All of the files will be lost if the payment is not made within a week. It is said that two million machines are still vulnerable to the attack two years after WannaCry was made available worldwide.
Petya and NotPetya
In 2016 and the time, Petya initially debuted as a ransomware package. Only a few weeks had passed since the WannaCry outbreak in the spring of 2017 when Petya started to spread in an updated form, utilizing EternalBlue to follow the well-known WannaCry ransomware.
The most recent and harmful versions were given the name NotPetya as a result of their progression over time. 80% of the ransomware cases that were reported on June 28th, 2017, according to ESET statistics, were in Ukraine. With 9%, Germany came in second.
NotPetya is distributed primarily through email attachments of.doc,.xls,.ppt, or.pdf files. Although the file can be easily accessed, a dropper is run without the user’s awareness and downloads the actual virus from the Internet. After the files are encrypted, the PC is rendered useless and a $300 bitcoin ransom is demanded.
The primary distinction between Petya/NotPetya and other ransomware families, such as WannaCry, is in the file that it targets: rather than encrypting every file, this ransomware directs users to the PC’s boot loader.
How to avoid being attacked by crypto-ransomware
Cybercriminals infect a victim’s systems using a variety of techniques such as phishing scams, malicious websites, exploits for system and remote desktop protocol flaws.
Individuals and organizations must act to guard against crypto-ransomware attacks as they are not going away soon.
You must learn how to defend yourself if you don’t want to join the disgraceful phishing statistics. Here are some pointers to assist you in doing that.
- Ensure that your software and operating system are current.
- Never open emails from senders you don’t know.
- Using unknown USB sticks or other portable media devices is best avoided.
- Only download files from reliable websites.
- Avoid utilizing public WiFi.
- Install malware protection software.
- Back up your data using an external hard drive or the cloud.

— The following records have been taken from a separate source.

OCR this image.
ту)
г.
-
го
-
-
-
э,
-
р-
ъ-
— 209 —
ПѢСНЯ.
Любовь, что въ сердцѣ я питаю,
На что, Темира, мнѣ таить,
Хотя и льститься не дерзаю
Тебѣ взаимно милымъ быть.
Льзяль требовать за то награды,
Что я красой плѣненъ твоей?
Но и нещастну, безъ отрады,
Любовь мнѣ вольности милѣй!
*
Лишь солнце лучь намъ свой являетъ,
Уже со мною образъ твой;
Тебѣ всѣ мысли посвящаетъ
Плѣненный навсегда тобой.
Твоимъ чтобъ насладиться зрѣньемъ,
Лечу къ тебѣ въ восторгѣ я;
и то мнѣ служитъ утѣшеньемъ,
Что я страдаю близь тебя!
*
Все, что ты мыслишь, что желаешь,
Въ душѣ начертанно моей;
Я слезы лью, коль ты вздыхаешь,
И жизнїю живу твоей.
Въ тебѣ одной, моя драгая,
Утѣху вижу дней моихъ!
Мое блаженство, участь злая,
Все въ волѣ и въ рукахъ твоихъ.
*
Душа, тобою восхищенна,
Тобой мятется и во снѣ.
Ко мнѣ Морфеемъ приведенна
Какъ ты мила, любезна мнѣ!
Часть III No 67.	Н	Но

All ransomware attackers have the same objective: to collect money from their victims through blackmail.
Given that ransomware assaults increased by 92% in 2021 compared to 2020 and that the trend is anticipated to continue in 2022, the best course of action for the majority of firms would likely be to increase their investment in staff education and prevention.
Regardless of the type of crypto-ransomware attack, properly using security tools and storing up data beforehand can dramatically lessen the severity of an attack.